The Crozet farmers’ market, held from 8 a.m. until noon in the parking lot of Crozet United Methodist Church, is doing well, reports market manager Al Minutolo.
“We had a good Memorial Day,” said Minutolo, who sells fresh flower arrangements at the market. “We have a good variety of vendors and we expect more to come in as vegetables come on, things like cucumbers and tomatoes.”
New to the market this season is Sharon Smith of Boonesville, who is offering three types of goat cheese she is making at home under strict sanitary conditions, a crumble type, yogurt and a cheese called quark (like the subatomic particle), a mild spreadable cheese popular in Europe. One week she brought one of her 10 Alpine goats with her to the market. She is currently milking three of them and looking forward to a break from the twice-a-day chore when September gets here. She brings the cheese she can make in one week to market in a cooler and so far has sold out every week. “It goes for $3 per half cup, or about ¼ ounce. “That’s better than in a store,” she said. “It’s a reasonable price.” She is pleased to have so many repeat customers already. “It’s been fun,” she said.

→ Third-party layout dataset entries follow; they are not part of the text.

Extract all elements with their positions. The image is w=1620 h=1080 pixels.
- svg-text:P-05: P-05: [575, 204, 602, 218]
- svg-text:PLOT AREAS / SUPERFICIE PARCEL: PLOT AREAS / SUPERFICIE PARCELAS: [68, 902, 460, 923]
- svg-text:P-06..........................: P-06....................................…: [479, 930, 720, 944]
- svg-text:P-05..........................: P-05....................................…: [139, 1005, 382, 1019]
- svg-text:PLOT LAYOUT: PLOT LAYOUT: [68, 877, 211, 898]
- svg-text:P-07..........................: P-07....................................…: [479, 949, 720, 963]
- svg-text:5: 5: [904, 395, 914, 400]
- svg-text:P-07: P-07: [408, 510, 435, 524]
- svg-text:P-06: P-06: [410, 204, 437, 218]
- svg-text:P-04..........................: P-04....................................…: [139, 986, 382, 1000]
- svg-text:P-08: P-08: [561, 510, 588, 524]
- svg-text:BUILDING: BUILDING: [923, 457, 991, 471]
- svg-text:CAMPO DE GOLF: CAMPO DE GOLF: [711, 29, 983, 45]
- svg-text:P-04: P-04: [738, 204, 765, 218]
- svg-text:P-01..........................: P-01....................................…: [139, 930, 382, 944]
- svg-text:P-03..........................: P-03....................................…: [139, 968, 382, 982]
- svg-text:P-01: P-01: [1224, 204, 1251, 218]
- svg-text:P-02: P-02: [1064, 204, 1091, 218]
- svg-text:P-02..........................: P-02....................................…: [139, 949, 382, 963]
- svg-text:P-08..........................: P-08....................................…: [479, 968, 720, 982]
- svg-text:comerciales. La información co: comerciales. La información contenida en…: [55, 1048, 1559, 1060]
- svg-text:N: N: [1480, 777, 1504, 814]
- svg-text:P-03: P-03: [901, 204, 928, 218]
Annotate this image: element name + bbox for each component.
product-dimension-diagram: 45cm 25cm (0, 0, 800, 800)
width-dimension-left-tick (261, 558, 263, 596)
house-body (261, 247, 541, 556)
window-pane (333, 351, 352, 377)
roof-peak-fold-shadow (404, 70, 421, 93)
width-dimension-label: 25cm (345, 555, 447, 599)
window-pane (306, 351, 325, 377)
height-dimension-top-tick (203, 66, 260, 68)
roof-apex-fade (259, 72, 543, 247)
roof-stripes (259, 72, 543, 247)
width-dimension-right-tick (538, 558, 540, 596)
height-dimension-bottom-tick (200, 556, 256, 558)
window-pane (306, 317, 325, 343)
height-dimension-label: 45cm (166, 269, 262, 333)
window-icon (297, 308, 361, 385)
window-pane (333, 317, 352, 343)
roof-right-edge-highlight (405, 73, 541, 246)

“Her cheese is awesome!” volunteered John Watts, a vendor nearby.
Smith’s goats started out as just pets. She lost several to a bear who had become predatory and had to be captured and moved by the forest service.
A regular at the market these days is Jerry Reid, 67, who moved to Crozet two years ago from Richmond when he retired—he still works part-time for his old company—and enrolled at U.Va. as an undergraduate. This year he is joining Chi Phi Alpha fraternity and participating in all their events. When he was young, he had a friend who was in Chi Phi at U.Va and he would come up for fraternity parties. He met his wife at one. Reid never bothered about college for himself back then.
“I get into the student section at games,” said Reid happily. “The key thing is, I am accepted on face value.” He is also in the venerable Jefferson Debating Society. He’s taking three courses now and expects to graduate in 2013. “One of my advisors said, ‘Mr. Reid will not allow anything to prevent him from getting a true undergraduate experience,” he recalled with a laugh.
“It’s a dream come true,” he said. He went to a community college to earn 53 credits before coming to U.Va. He is a humanities major with no more math or science requirements left to fulfill. His longer-term goal is to teach creative writing and he means to go for an MFA once he graduates.
“My other fraternity brothers tell me I’m a 20-year-old with 47 years of very useful experience.” He said he is often asked for fatherly advice and sometimes when a question is asked in class, other students will turn and look at him, expecting him to have something to say because of his age.
“I am completely humbled by this experience,” said Reid. “I know I’ve inspired three other people to go back to school. I want to be able to teach one person to write creatively who didn’t think they could.”